Fast forwarding to today, through all my "nine lives”, I’ve learned a lot about myself and my behavior. I’ve learned that I am imperfect, messy, and crazy, but loveable. I am a good person, gifted in many areas of my life and have a big heart (and I feel that it is okay to say that!) I still practice all the old fashion rituals my mother taught me, but I have a husband who appreciates them and thankfully, loves me messy - without make up. He couldn't care less if I make a beautiful meal or if we go out! He accepts me for me, and lets me be. And the best thing about my life is that I have come to fully understand myself and accept (and love) all my imperfections.
I hope my little story sheds light on a subject we all struggle with because it’s important that we don’t get caught up in the things that don't really matter in life. In reality, it's about being seen and showing up for life in all its ugliness and its beauty. This is how we grow!

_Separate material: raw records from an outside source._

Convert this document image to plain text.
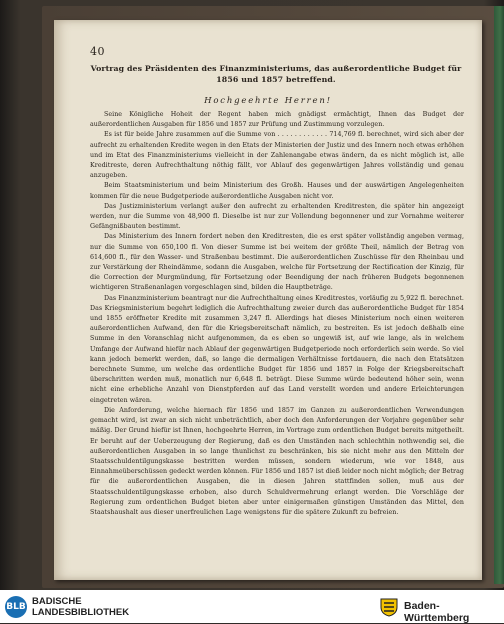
40
Vortrag des Präsidenten des Finanzministeriums, das außerordentliche Budget für 1856 und 1857 betreffend.
Hochgeehrte Herren!

Seine Königliche Hoheit der Regent haben mich gnädigst ermächtigt, Ihnen das Budget der außerordentlichen Ausgaben für 1856 und 1857 zur Prüfung und Zustimmung vorzulegen.

Es ist für beide Jahre zusammen auf die Summe von . . . . . . . . . . . . 714,769 fl. berechnet, wird sich aber der aufrecht zu erhaltenden Kredite wegen in den Etats der Ministerien der Justiz und des Innern noch etwas erhöhen und im Etat des Finanzministeriums vielleicht in der Zahlenangabe etwas ändern, da es nicht möglich ist, alle Kreditreste, deren Aufrechthaltung nöthig fällt, vor Ablauf des gegenwärtigen Jahres vollständig und genau anzugeben.

Beim Staatsministerium und beim Ministerium des Großh. Hauses und der auswärtigen Angelegenheiten kommen für die neue Budgetperiode außerordentliche Ausgaben nicht vor.

Das Justizministerium verlangt außer den aufrecht zu erhaltenden Kreditresten, die später hin angezeigt werden, nur die Summe von 48,900 fl. Dieselbe ist nur zur Vollendung begonnener und zur Vornahme weiterer Gefängnißbauten bestimmt.

Das Ministerium des Innern fordert neben den Kreditresten, die es erst später vollständig angeben vermag, nur die Summe von 650,100 fl. Von dieser Summe ist bei weitem der größte Theil, nämlich der Betrag von 614,600 fl., für den Wasser- und Straßenbau bestimmt. Die außerordentlichen Zuschüsse für den Rheinbau und zur Verstärkung der Rheindämme, sodann die Ausgaben, welche für Fortsetzung der Rectification der Kinzig, für die Correction der Murgmündung, für Fortsetzung oder Beendigung der nach früheren Budgets begonnenen wichtigeren Straßenanlagen vorgeschlagen sind, bilden die Hauptbeträge.

Das Finanzministerium beantragt nur die Aufrechthaltung eines Kreditrestes, vorläufig zu 5,922 fl. berechnet. Das Kriegsministerium begehrt lediglich die Aufrechthaltung zweier durch das außerordentliche Budget für 1854 und 1855 eröffneter Kredite mit zusammen 3,247 fl. Allerdings hat dieses Ministerium noch einen weiteren außerordentlichen Aufwand, den für die Kriegsbereitschaft nämlich, zu bestreiten. Es ist jedoch deßhalb eine Summe in den Voranschlag nicht aufgenommen, da es eben so ungewiß ist, auf wie lange, als in welchem Umfange der Aufwand hiefür nach Ablauf der gegenwärtigen Budgetperiode noch erforderlich sein werde. So viel kann jedoch bemerkt werden, daß, so lange die dermaligen Verhältnisse fortdauern, die nach den Etatsätzen berechnete Summe, um welche das ordentliche Budget für 1856 und 1857 in Folge der Kriegsbereitschaft überschritten werden muß, monatlich nur 6,648 fl. beträgt. Diese Summe würde bedeutend höher sein, wenn nicht eine erhebliche Anzahl von Dienstpferden auf das Land verstellt worden und andere Erleichterungen eingetreten wären.

Die Anforderung, welche hiernach für 1856 und 1857 im Ganzen zu außerordentlichen Verwendungen gemacht wird, ist zwar an sich nicht unbeträchtlich, aber doch den Anforderungen der Vorjahre gegenüber sehr mäßig. Der Grund hiefür ist Ihnen, hochgeehrte Herren, im Vortrage zum ordentlichen Budget bereits mitgetheilt. Er beruht auf der Ueberzeugung der Regierung, daß es den Umständen nach schlechthin nothwendig sei, die außerordentlichen Ausgaben in so lange thunlichst zu beschränken, bis sie nicht mehr aus den Mitteln der Staatsschuldentilgungskasse bestritten werden müssen, sondern wiederum, wie vor 1848, aus Einnahmeüberschüssen gedeckt werden können. Für 1856 und 1857 ist dieß leider noch nicht möglich; der Betrag für die außerordentlichen Ausgaben, die in diesen Jahren stattfinden sollen, muß aus der Staatsschuldentilgungskasse erhoben, also durch Schuldvermehrung erlangt werden. Die Vorschläge der Regierung zum ordentlichen Budget bieten aber unter einigermaßen günstigen Umständen das Mittel, den Staatshaushalt aus dieser unerfreulichen Lage wenigstens für die spätere Zukunft zu befreien.

BLB BADISCHE
LANDESBIBLIOTHEK
Baden-Württemberg
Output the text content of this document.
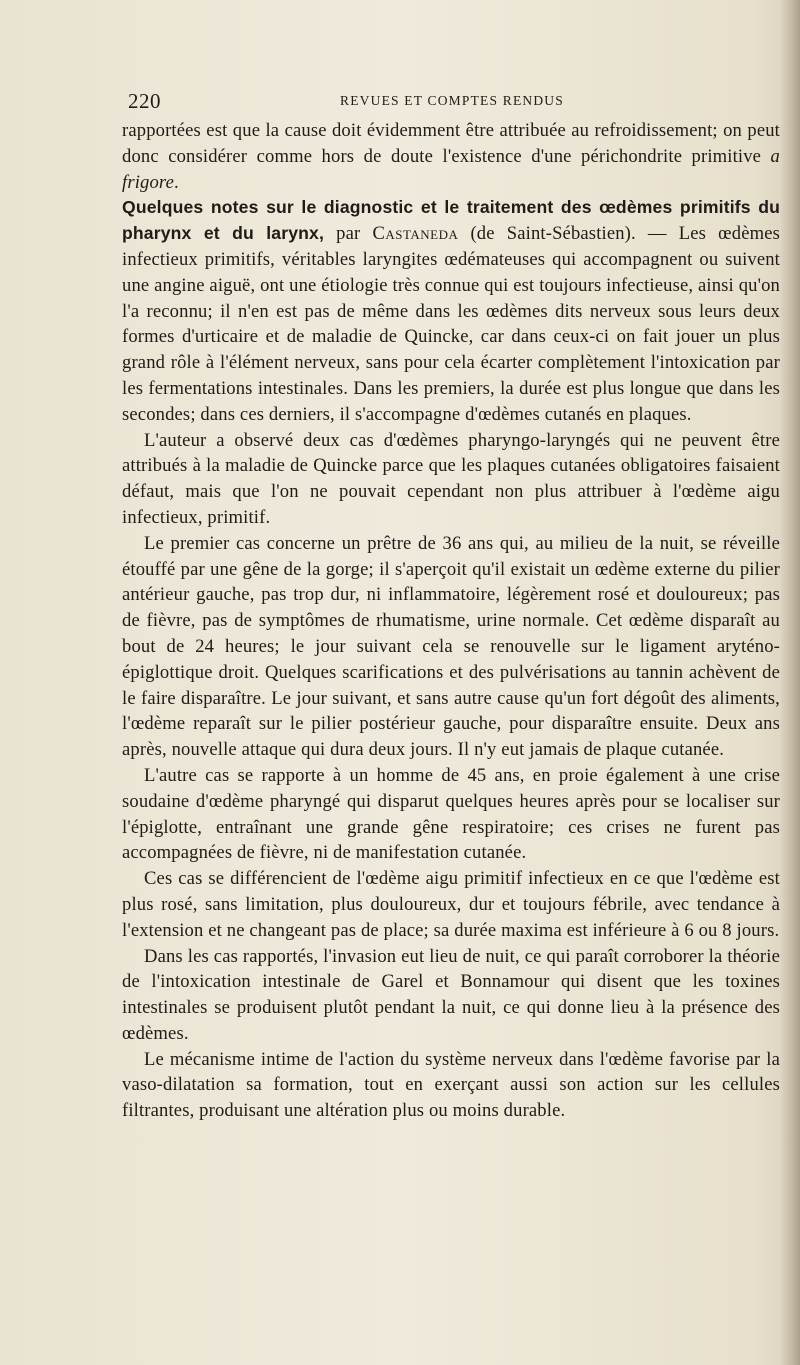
220	REVUES ET COMPTES RENDUS

rapportées est que la cause doit évidemment être attribuée au refroidissement; on peut donc considérer comme hors de doute l'existence d'une périchondrite primitive a frigore.

Quelques notes sur le diagnostic et le traitement des œdèmes primitifs du pharynx et du larynx, par Castaneda (de Saint-Sébastien). — Les œdèmes infectieux primitifs, véritables laryngites œdémateuses qui accompagnent ou suivent une angine aiguë, ont une étiologie très connue qui est toujours infectieuse, ainsi qu'on l'a reconnu; il n'en est pas de même dans les œdèmes dits nerveux sous leurs deux formes d'urticaire et de maladie de Quincke, car dans ceux-ci on fait jouer un plus grand rôle à l'élément nerveux, sans pour cela écarter complètement l'intoxication par les fermentations intestinales. Dans les premiers, la durée est plus longue que dans les secondes; dans ces derniers, il s'accompagne d'œdèmes cutanés en plaques.

L'auteur a observé deux cas d'œdèmes pharyngo-laryngés qui ne peuvent être attribués à la maladie de Quincke parce que les plaques cutanées obligatoires faisaient défaut, mais que l'on ne pouvait cependant non plus attribuer à l'œdème aigu infectieux, primitif.

Le premier cas concerne un prêtre de 36 ans qui, au milieu de la nuit, se réveille étouffé par une gêne de la gorge; il s'aperçoit qu'il existait un œdème externe du pilier antérieur gauche, pas trop dur, ni inflammatoire, légèrement rosé et douloureux; pas de fièvre, pas de symptômes de rhumatisme, urine normale. Cet œdème disparaît au bout de 24 heures; le jour suivant cela se renouvelle sur le ligament aryténo-épiglottique droit. Quelques scarifications et des pulvérisations au tannin achèvent de le faire disparaître. Le jour suivant, et sans autre cause qu'un fort dégoût des aliments, l'œdème reparaît sur le pilier postérieur gauche, pour disparaître ensuite. Deux ans après, nouvelle attaque qui dura deux jours. Il n'y eut jamais de plaque cutanée.

L'autre cas se rapporte à un homme de 45 ans, en proie également à une crise soudaine d'œdème pharyngé qui disparut quelques heures après pour se localiser sur l'épiglotte, entraînant une grande gêne respiratoire; ces crises ne furent pas accompagnées de fièvre, ni de manifestation cutanée.

Ces cas se différencient de l'œdème aigu primitif infectieux en ce que l'œdème est plus rosé, sans limitation, plus douloureux, dur et toujours fébrile, avec tendance à l'extension et ne changeant pas de place; sa durée maxima est inférieure à 6 ou 8 jours.

Dans les cas rapportés, l'invasion eut lieu de nuit, ce qui paraît corroborer la théorie de l'intoxication intestinale de Garel et Bonnamour qui disent que les toxines intestinales se produisent plutôt pendant la nuit, ce qui donne lieu à la présence des œdèmes.

Le mécanisme intime de l'action du système nerveux dans l'œdème favorise par la vaso-dilatation sa formation, tout en exerçant aussi son action sur les cellules filtrantes, produisant une altération plus ou moins durable.
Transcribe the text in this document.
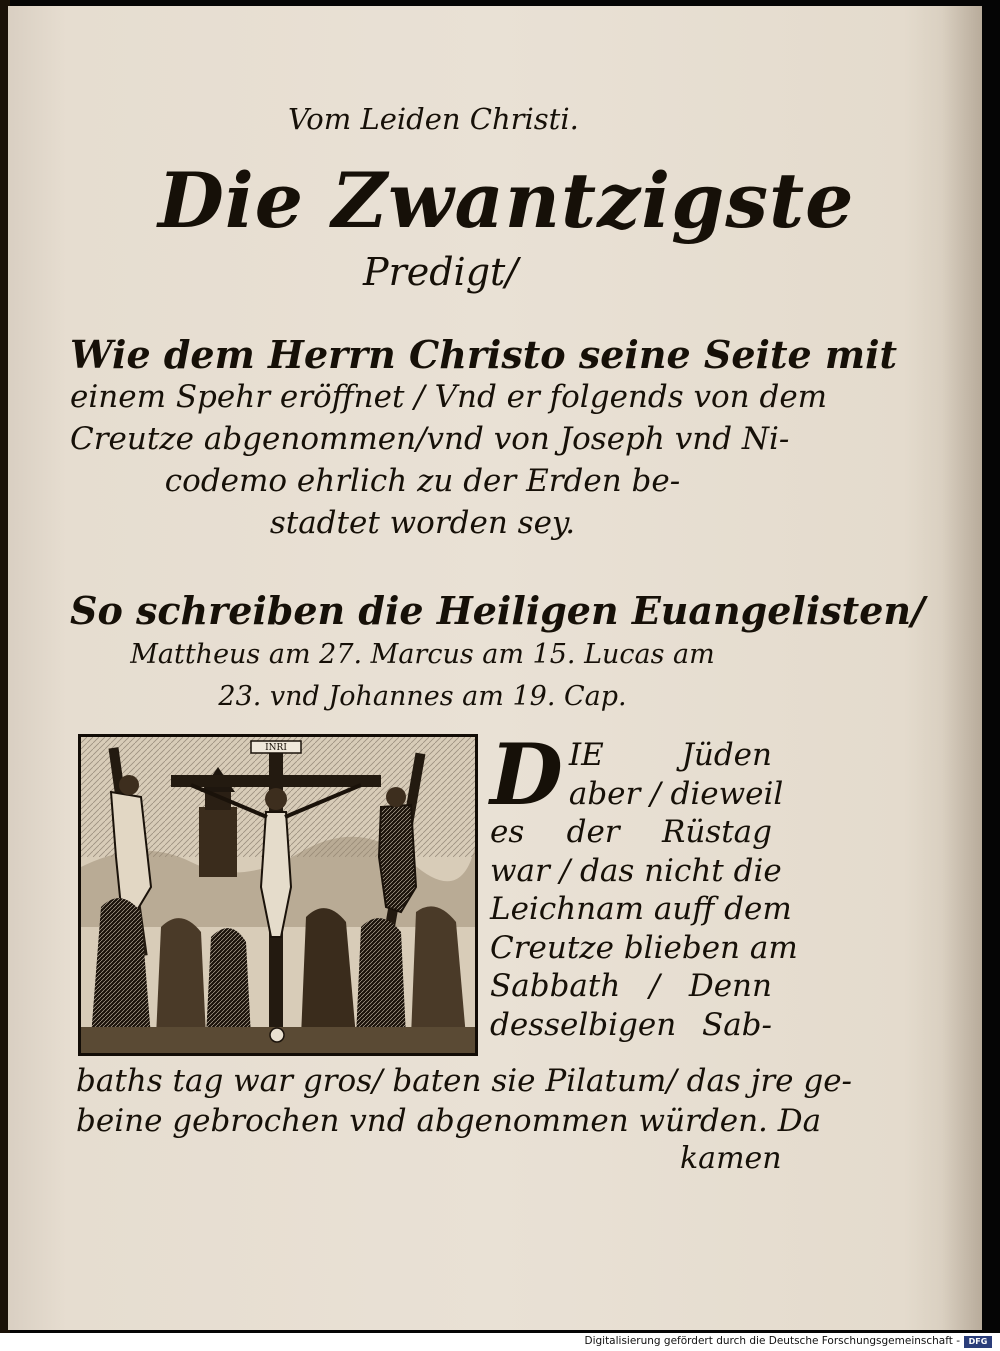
Vom Leiden Christi.
Die Zwantzigste
Predigt/
Wie dem Herrn Christo seine Seite mit
einem Spehr eröffnet / Vnd er folgends von dem
Creutze abgenommen/vnd von Joseph vnd Ni-
codemo ehrlich zu der Erden be-
stadtet worden sey.
So schreiben die Heiligen Euangelisten/
Mattheus am 27. Marcus am 15. Lucas am
23. vnd Johannes am 19. Cap.
INRI D IE Jüden
aber / dieweil
es der Rüstag
war / das nicht die
Leichnam auff dem
Creutze blieben am
Sabbath / Denn
desselbigen Sab-
baths tag war gros/ baten sie Pilatum/ das jre ge-
beine gebrochen vnd abgenommen würden. Da
kamen
Digitalisierung gefördert durch die Deutsche Forschungsgemeinschaft -	DFG
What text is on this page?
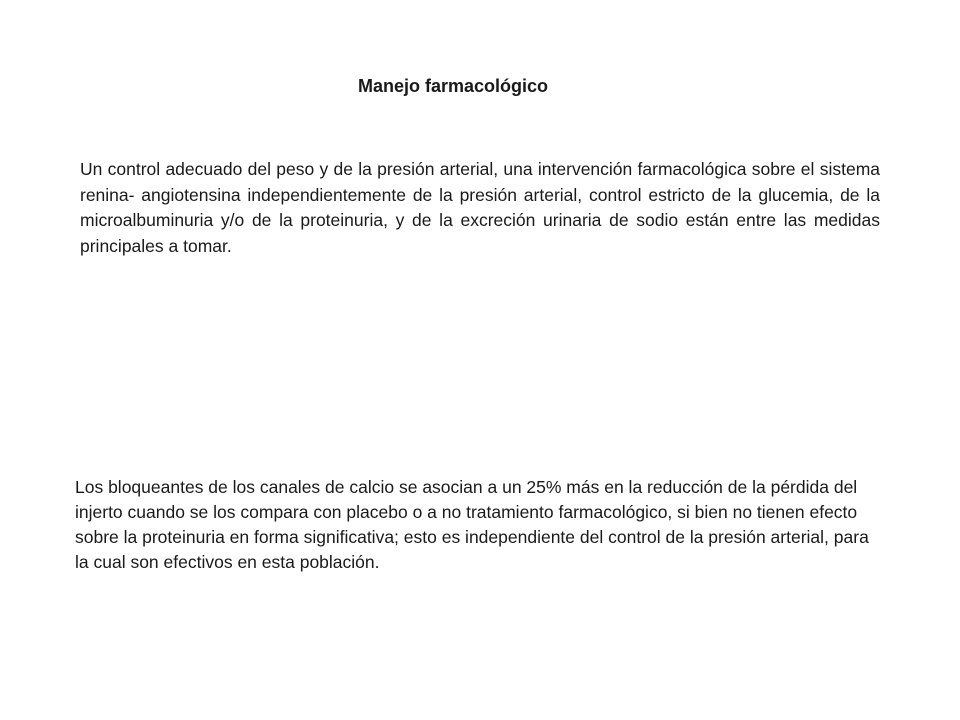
Manejo farmacológico

Un control adecuado del peso y de la presión arterial, una intervención farmacológica sobre el sistema renina- angiotensina independientemente de la presión arterial, control estricto de la glucemia, de la microalbuminuria y/o de la proteinuria, y de la excreción urinaria de sodio están entre las medidas principales a tomar.

Los bloqueantes de los canales de calcio se asocian a un 25% más en la reducción de la pérdida del injerto cuando se los compara con placebo o a no tratamiento farmacológico, si bien no tienen efecto sobre la proteinuria en forma significativa; esto es independiente del control de la presión arterial, para la cual son efectivos en esta población.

“You’re imperfect, and you’re wired for struggle, but you’re worthy of love and belonging." - Brene Brown
Recipe of the Day: Spatchcock Chicken
To make this a one-pan meal, add 6 potatoes (or replace with turnips), 4 carrots and Brussels sprouts (just enough to fit around the chicken). Everything roasts together, and you don’t have to toss or flip anything while it is roasting in that amazing flavored butter. Note, you can either ask your butcher to spatchcock your chicken for you, or you can do it yourself!
INSTRUCTIONS
Place chicken breast-side down with the wings/neck facing towards you. Use kitchen shears to cut through the ribs right next to the spine on both sides to remove spine. Open the rib cage, and use a heavy chefs knife to score down the sternum. This will help to pop out the breast bone and flatten the chicken. Season under the chicken with about 1/2 tsp salt and a pinch of black pepper.
Flip the chicken over with the breast side up and place on a parchment-lined, rimmed baking half sheet. Using the palm of your hand, push firmly over the breast bone so the chicken lays completely flat. You want it to lay flat so all parts of the chicken bake evenly. Separate the skin from the meat over breast, thigh and drumstick areas.
In a small mixing bowl, combine the flavored butter ingredients and mash together with a fork for a couple of minutes until most of the lemon juice is incorporated into the butter. Spread 2/3 of it under the chicken skin. Then, spread and dot remaining butter all over the chicken. Preheat Oven to 425˚F.
Place prepared vegetables all around the chicken and drizzle all over with olive oil. Sprinkle generously with salt and some black pepper to taste.
Bake uncovered at 425˚F for 45 minutes or until instant read thermometer registers 160˚F when inserted into the thickest part of the chicken breast. Don’t over-bake or the breast will be dry. Keep in mind the temperature will rise another 5-10 degrees after it comes out of the oven!
Remove form oven and rest uncovered for 10 minutes on a cutting board before serving.